Last week, I wrote about the ECB’s warning that nature-related risks are flying under the radar for financial institutions. A recent report from ISS STOXX corroborates this notion, finding that nature-related risks are underpriced. The report analyzed risk exposure in a test portfolio. The authors summarize their takeaways from the portfolio analysis, stating:
“1. Nature is financially material today, not just in the long term. Within the analyzed universe of companies, more than half of revenue exposure depends on provisioning ecosystem services such as freshwater and raw materials. When these systems deteriorate, operational disruptions, asset damage, and rising mitigation costs can rapidly translate into financial losses.

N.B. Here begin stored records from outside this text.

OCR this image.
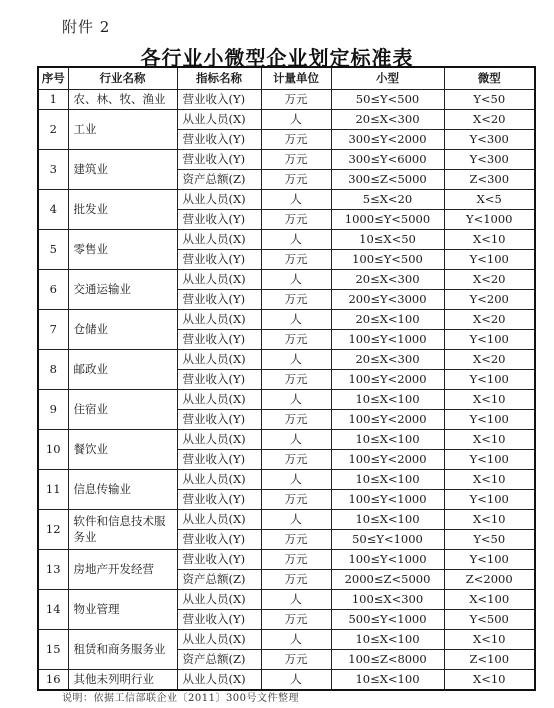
附件 2
各行业小微型企业划定标准表
序号	行业名称	指标名称	计量单位	小型	微型
1	农、林、牧、渔业	营业收入(Y)	万元	50≤Y<500	Y<50
2	工业	从业人员(X)	人	20≤X<300	X<20
		营业收入(Y)	万元	300≤Y<2000	Y<300
3	建筑业	营业收入(Y)	万元	300≤Y<6000	Y<300
		资产总额(Z)	万元	300≤Z<5000	Z<300
4	批发业	从业人员(X)	人	5≤X<20	X<5
		营业收入(Y)	万元	1000≤Y<5000	Y<1000
5	零售业	从业人员(X)	人	10≤X<50	X<10
		营业收入(Y)	万元	100≤Y<500	Y<100
6	交通运输业	从业人员(X)	人	20≤X<300	X<20
		营业收入(Y)	万元	200≤Y<3000	Y<200
7	仓储业	从业人员(X)	人	20≤X<100	X<20
		营业收入(Y)	万元	100≤Y<1000	Y<100
8	邮政业	从业人员(X)	人	20≤X<300	X<20
		营业收入(Y)	万元	100≤Y<2000	Y<100
9	住宿业	从业人员(X)	人	10≤X<100	X<10
		营业收入(Y)	万元	100≤Y<2000	Y<100
10	餐饮业	从业人员(X)	人	10≤X<100	X<10
		营业收入(Y)	万元	100≤Y<2000	Y<100
11	信息传输业	从业人员(X)	人	10≤X<100	X<10
		营业收入(Y)	万元	100≤Y<1000	Y<100
12	软件和信息技术服务业	从业人员(X)	人	10≤X<100	X<10
		营业收入(Y)	万元	50≤Y<1000	Y<50
13	房地产开发经营	营业收入(Y)	万元	100≤Y<1000	Y<100
		资产总额(Z)	万元	2000≤Z<5000	Z<2000
14	物业管理	从业人员(X)	人	100≤X<300	X<100
		营业收入(Y)	万元	500≤Y<1000	Y<500
15	租赁和商务服务业	从业人员(X)	人	10≤X<100	X<10
		资产总额(Z)	万元	100≤Z<8000	Z<100
16	其他未列明行业	从业人员(X)	人	10≤X<100	X<10
说明：依据工信部联企业〔2011〕300号文件整理
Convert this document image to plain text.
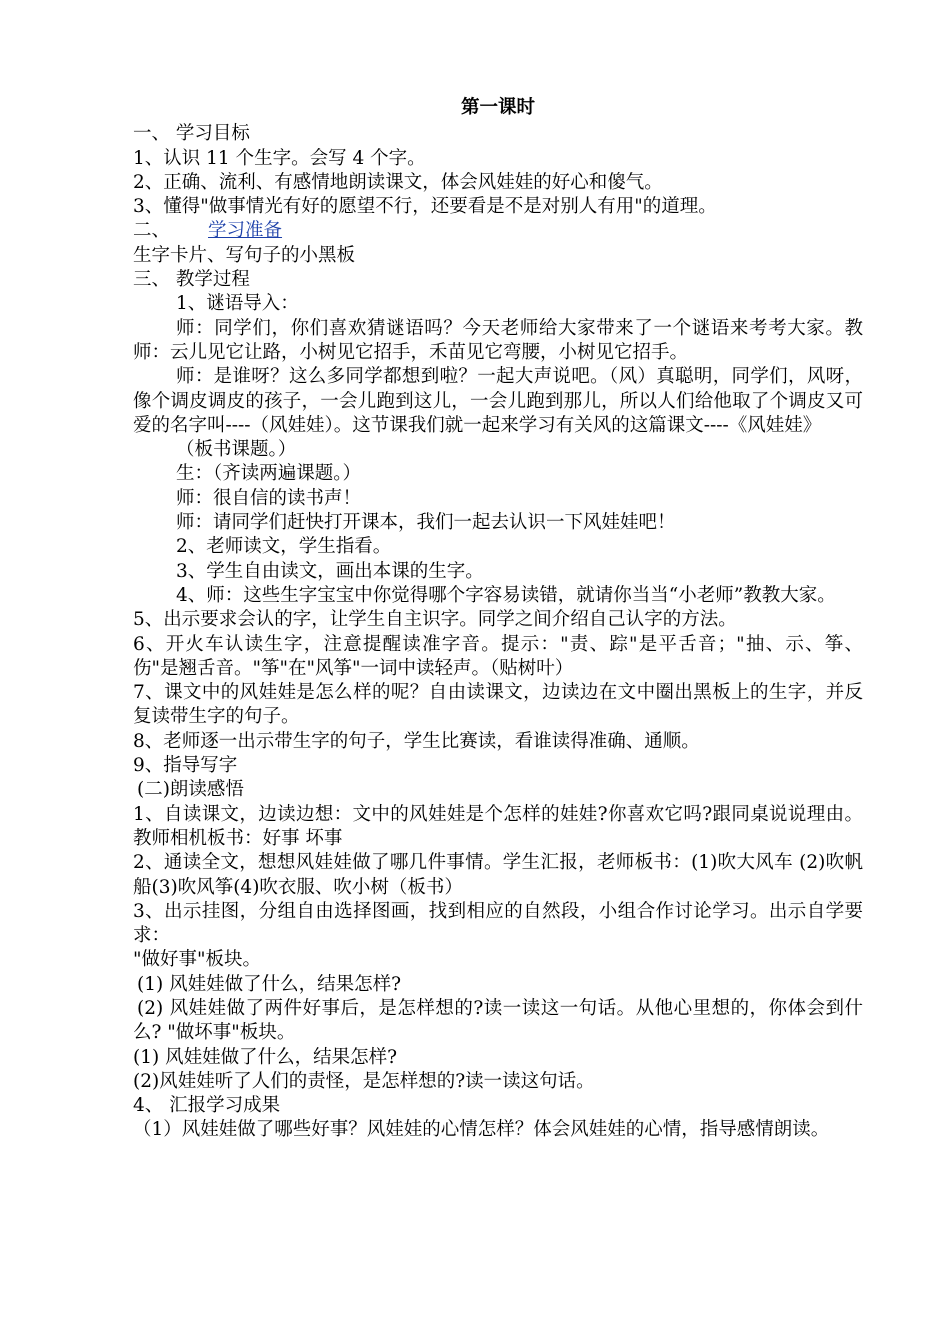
第一课时

一、 学习目标

1、认识 11 个生字。会写 4 个字。

2、正确、流利、有感情地朗读课文，体会风娃娃的好心和傻气。

3、懂得"做事情光有好的愿望不行，还要看是不是对别人有用"的道理。

二、 学习准备

生字卡片、写句子的小黑板

三、 教学过程

1、谜语导入：

师：同学们，你们喜欢猜谜语吗？今天老师给大家带来了一个谜语来考考大家。教师：云儿见它让路，小树见它招手，禾苗见它弯腰，小树见它招手。

师：是谁呀？这么多同学都想到啦？一起大声说吧。（风）真聪明，同学们，风呀，像个调皮调皮的孩子，一会儿跑到这儿，一会儿跑到那儿，所以人们给他取了个调皮又可爱的名字叫----（风娃娃）。这节课我们就一起来学习有关风的这篇课文----《风娃娃》

（板书课题。）

生：（齐读两遍课题。）

师：很自信的读书声！

师：请同学们赶快打开课本，我们一起去认识一下风娃娃吧！

2、老师读文，学生指看。

3、学生自由读文，画出本课的生字。

4、师：这些生字宝宝中你觉得哪个字容易读错，就请你当当“小老师”教教大家。

5、出示要求会认的字，让学生自主识字。同学之间介绍自己认字的方法。

6、开火车认读生字，注意提醒读准字音。提示："责、踪"是平舌音；"抽、示、筝、伤"是翘舌音。"筝"在"风筝"一词中读轻声。（贴树叶）

7、课文中的风娃娃是怎么样的呢？自由读课文，边读边在文中圈出黑板上的生字，并反复读带生字的句子。

8、老师逐一出示带生字的句子，学生比赛读，看谁读得准确、通顺。

9、指导写字

(二)朗读感悟

1、自读课文，边读边想：文中的风娃娃是个怎样的娃娃?你喜欢它吗?跟同桌说说理由。教师相机板书：好事 坏事

2、通读全文，想想风娃娃做了哪几件事情。学生汇报，老师板书：(1)吹大风车 (2)吹帆船(3)吹风筝(4)吹衣服、吹小树（板书）

3、出示挂图，分组自由选择图画，找到相应的自然段，小组合作讨论学习。出示自学要求：

"做好事"板块。

(1) 风娃娃做了什么，结果怎样?

(2) 风娃娃做了两件好事后，是怎样想的?读一读这一句话。从他心里想的，你体会到什么? "做坏事"板块。

(1) 风娃娃做了什么，结果怎样?

(2)风娃娃听了人们的责怪，是怎样想的?读一读这句话。

4、 汇报学习成果

（1）风娃娃做了哪些好事？风娃娃的心情怎样？体会风娃娃的心情，指导感情朗读。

2. Biodiversity impacts are highly concentrated in land-use activities. Over 99% of the assessed biodiversity impact stems from land transformation and land occupation. This extensive biodiversity impact from land transformation and occupation reveals significant upstream risks embedded in supply chains for commodities such as palm oil, timber, and rubber.
3. An asset-level analysis of 306 major farm assets demonstrated that water stress, flooding, and wildfires are the three major climate- related hazards that could generate financial risk in the test portfolio. This finding, in conjunction with the nature assessment, creates notable concern, as the test portfolio companies’ revenues highly depend on water ecosystem services.”
Despite growing calls to incorporate nature-related risk management into sustainability reporting. The ISSB recently declined to develop standalone nature-related risk reporting standards. As nature risks continue to manifest more frequently, we’ll see if the ISSB revisits its position.